Thu, 11 Nov 2010
Baghdad - Jalal Talabani, the Kurdish nationalist who went on to become the first non-Arab head of modern Iraq, has a storied history among his followers as a revolutionary fighter and diplomat.
Widely referred to affectionately in the Kurdish parts of northern Iraq as mam, or uncle, Talabani has been a consistent figure in Iraqi politics for the last 40 years.
He is expected to be re-appointed on Thursday for another four- year term as president.
After completing a law degree in 1959, he joined the Kurdish Peshmerga forces, which revolted against the Baghdad government in 1961 in a bid to acquire independence from Iraq.
When the insurgency was quelled in 1975, as Saddam Hussein and his Arab nationalist Baathist party consolidated power in Baghdad, Talabani wanted to keep going.
He split with the then-dominant Kurdish Democratic Party (KDP) to form the Patriotic Union of Kurdistan (PUK), which he still heads.
In the 1980s, during the Iran-Iraq war, the PUK took Tehran's side in an effort to pressure Saddam. Whenever times have gotten tough - such as in 1988, when chemical weapons were used against the Kurds - Talabani has sought refuge in Iran and occasionally in Syria.
The doomed Iraqi invasion of Kuwait in 1990 weakened Baghdad and Talabani moved quickly, playing a key role in a Kurdish uprising in northern Iraq, which - combined with the no-fly zone imposed by foreign powers - led to the return of hundreds of thousands of Kurdish refugees.

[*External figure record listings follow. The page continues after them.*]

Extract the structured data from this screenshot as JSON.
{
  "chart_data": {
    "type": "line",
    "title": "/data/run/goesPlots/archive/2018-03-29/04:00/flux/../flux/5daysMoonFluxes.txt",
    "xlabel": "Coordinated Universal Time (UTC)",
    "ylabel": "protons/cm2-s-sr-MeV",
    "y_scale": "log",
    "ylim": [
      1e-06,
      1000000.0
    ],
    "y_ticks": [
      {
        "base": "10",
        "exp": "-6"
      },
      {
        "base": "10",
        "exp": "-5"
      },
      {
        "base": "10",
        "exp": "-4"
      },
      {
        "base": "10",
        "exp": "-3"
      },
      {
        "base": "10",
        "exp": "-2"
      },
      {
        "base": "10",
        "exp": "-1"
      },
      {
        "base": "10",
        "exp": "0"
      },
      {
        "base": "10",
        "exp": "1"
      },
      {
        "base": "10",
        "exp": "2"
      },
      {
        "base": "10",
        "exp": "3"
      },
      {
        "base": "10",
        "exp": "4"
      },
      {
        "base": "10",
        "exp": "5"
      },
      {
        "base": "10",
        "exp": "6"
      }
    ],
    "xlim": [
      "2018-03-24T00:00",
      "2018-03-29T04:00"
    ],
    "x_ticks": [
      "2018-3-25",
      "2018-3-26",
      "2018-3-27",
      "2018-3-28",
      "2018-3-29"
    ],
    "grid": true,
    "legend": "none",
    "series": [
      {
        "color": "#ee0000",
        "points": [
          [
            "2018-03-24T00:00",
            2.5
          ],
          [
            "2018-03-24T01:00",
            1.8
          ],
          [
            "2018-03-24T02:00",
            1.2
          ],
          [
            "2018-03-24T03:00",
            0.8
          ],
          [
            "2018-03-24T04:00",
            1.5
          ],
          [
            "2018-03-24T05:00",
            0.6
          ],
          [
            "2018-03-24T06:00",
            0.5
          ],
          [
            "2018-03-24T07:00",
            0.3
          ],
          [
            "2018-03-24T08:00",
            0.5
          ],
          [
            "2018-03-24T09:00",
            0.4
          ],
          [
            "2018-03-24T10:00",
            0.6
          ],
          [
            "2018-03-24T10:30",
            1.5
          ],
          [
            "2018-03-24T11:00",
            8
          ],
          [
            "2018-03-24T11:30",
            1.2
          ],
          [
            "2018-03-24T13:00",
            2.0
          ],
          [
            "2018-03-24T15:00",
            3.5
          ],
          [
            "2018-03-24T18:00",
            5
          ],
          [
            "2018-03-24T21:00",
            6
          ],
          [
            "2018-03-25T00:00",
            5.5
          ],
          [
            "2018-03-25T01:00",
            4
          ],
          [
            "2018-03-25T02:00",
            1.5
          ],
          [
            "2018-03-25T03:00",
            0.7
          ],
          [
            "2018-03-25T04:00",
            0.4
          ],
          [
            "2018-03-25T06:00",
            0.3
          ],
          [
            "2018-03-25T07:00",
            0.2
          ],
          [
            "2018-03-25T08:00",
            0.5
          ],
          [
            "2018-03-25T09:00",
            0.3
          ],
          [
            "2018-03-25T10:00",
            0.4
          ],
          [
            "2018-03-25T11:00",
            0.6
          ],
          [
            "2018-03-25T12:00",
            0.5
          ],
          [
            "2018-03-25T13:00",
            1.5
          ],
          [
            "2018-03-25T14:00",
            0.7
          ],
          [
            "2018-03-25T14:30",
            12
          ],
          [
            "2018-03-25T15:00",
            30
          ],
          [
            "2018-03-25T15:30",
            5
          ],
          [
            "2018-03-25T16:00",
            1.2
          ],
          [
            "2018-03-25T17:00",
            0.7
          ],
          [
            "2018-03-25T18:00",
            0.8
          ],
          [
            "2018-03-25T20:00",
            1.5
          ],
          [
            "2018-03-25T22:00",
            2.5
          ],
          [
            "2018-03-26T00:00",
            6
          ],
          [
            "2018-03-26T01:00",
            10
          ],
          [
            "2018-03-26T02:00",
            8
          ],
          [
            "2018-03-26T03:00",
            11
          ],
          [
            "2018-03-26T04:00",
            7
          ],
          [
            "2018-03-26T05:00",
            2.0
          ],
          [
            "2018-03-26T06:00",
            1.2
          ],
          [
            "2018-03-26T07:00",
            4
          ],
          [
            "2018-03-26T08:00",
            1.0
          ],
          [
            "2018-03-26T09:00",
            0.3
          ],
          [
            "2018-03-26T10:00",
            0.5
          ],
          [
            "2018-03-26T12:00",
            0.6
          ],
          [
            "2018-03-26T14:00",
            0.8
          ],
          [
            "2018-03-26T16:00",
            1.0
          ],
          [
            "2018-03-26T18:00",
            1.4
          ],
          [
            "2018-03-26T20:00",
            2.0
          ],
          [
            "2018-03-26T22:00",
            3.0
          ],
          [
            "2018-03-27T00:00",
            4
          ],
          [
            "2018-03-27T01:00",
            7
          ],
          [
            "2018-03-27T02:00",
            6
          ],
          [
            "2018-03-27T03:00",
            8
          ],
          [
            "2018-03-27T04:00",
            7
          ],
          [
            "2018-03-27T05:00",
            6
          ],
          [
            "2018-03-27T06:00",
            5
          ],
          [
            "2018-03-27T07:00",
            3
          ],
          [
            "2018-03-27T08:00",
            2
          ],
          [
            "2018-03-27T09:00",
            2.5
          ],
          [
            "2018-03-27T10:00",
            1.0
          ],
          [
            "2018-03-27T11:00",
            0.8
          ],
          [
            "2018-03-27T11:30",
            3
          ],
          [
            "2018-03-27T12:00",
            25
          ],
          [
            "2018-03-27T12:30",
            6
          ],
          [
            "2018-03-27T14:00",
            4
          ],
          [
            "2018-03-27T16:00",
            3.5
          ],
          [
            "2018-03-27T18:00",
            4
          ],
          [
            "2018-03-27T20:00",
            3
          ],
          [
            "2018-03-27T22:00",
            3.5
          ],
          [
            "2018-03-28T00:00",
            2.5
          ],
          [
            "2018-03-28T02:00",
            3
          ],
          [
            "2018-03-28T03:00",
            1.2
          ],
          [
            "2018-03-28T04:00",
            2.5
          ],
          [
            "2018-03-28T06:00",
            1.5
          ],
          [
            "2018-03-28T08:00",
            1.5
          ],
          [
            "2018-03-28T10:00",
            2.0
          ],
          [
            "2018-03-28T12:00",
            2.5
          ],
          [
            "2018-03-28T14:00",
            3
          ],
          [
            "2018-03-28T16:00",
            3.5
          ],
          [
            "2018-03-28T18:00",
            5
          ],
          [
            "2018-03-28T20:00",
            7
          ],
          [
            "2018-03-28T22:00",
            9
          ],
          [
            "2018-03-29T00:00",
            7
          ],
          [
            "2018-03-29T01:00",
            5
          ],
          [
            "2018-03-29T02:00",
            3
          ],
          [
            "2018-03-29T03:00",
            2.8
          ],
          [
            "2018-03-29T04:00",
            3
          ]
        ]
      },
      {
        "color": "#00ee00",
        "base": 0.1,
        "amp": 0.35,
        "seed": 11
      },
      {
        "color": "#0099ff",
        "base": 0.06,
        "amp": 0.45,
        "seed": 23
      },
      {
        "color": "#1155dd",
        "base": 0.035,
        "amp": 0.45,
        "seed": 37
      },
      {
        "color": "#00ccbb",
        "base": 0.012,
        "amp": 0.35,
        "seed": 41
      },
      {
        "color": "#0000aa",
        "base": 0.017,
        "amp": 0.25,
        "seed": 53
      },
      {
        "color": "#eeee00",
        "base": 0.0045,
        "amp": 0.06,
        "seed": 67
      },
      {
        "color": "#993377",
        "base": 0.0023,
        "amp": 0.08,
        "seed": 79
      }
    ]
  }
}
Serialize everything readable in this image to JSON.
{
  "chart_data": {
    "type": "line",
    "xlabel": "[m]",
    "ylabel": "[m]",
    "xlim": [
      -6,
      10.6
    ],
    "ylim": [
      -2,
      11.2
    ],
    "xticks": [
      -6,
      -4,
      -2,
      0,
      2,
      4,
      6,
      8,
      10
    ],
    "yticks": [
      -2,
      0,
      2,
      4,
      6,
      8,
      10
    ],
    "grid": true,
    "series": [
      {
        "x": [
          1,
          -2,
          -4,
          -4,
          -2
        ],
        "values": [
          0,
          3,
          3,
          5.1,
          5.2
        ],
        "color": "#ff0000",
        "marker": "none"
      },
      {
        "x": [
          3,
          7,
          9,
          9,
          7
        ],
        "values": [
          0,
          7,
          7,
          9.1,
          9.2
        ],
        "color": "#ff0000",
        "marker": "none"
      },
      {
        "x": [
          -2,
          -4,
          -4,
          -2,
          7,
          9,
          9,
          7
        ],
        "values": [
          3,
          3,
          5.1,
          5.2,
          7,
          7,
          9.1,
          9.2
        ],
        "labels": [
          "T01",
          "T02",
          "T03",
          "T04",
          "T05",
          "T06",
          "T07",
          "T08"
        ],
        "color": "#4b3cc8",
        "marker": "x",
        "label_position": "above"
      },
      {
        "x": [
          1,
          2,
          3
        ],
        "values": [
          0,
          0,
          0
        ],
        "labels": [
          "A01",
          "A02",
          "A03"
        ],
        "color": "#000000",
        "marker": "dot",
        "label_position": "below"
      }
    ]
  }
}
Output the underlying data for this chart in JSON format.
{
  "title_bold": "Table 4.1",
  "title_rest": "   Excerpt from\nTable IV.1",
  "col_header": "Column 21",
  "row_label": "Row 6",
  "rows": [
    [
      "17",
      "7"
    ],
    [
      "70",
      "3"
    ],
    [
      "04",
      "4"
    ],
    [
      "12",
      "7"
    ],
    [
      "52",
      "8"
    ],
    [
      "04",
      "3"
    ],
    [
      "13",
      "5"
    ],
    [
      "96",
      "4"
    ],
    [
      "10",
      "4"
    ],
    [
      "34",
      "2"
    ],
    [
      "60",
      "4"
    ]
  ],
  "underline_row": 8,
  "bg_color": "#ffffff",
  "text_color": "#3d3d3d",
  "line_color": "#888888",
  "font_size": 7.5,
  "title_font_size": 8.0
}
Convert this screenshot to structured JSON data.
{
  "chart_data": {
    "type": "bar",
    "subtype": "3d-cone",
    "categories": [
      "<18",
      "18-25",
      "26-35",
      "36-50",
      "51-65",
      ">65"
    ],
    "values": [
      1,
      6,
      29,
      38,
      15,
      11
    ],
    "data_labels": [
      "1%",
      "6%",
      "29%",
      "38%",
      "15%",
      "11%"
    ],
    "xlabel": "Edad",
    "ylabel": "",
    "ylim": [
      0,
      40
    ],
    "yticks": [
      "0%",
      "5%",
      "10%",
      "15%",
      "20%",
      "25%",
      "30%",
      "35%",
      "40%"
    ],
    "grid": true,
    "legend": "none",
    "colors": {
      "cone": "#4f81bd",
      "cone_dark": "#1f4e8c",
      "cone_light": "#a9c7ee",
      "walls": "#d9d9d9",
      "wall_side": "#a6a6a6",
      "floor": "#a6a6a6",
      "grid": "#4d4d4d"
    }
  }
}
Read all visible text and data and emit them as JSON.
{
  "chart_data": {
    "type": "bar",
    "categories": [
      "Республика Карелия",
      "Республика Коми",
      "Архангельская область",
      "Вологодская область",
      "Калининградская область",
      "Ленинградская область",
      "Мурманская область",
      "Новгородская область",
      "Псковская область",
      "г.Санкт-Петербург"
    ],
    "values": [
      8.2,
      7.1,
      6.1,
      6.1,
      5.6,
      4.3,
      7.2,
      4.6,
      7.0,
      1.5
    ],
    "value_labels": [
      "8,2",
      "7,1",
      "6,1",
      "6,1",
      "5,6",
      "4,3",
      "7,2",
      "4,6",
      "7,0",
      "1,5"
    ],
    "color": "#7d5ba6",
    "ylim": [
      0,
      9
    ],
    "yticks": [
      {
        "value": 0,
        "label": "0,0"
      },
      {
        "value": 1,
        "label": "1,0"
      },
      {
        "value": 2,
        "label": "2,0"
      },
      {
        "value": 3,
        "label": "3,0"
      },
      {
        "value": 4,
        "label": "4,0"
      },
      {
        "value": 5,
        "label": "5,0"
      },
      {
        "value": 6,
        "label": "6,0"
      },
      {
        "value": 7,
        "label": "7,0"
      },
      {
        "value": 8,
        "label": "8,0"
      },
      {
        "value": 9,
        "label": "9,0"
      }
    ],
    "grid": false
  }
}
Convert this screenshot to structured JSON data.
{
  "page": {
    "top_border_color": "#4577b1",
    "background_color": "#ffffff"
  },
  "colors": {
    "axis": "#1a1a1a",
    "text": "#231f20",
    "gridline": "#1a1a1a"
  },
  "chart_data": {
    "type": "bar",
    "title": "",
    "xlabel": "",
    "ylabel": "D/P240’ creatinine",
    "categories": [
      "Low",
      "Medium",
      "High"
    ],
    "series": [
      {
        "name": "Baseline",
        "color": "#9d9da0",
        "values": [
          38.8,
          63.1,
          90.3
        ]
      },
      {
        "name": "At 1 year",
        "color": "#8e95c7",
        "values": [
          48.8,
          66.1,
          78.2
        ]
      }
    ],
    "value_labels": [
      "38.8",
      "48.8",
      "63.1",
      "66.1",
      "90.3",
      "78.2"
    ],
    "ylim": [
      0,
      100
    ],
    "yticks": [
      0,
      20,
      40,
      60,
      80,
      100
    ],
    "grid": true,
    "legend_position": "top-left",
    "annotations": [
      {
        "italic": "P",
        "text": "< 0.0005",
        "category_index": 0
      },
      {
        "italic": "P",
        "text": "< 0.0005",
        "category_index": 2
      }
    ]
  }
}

Afterward, during a period of brief reconciliation with the KDP, he was elected to lead the Kurdish areas along with Massoud Barzani, who is the current president of the autonomous northern Kurdish region.
A series of bitter disagreements followed, however, leading to a civil war among Kurdish factions. But the two leaders were eventually reconciled four years later, in 1998, and the union was finalized with United States assistance after Saddam was ousted.
That deal enabled the Kurds to seize the presidency of Iraq for the first time, when Talabani was sworn into the job in 2005.
Talabani was born in the northern province of Irbil in 1933 to an influential and historically important family. He is a polyglot who speaks several languages fluently, including Arabic, English Kurdish and Persian. He has suffered from heart problems.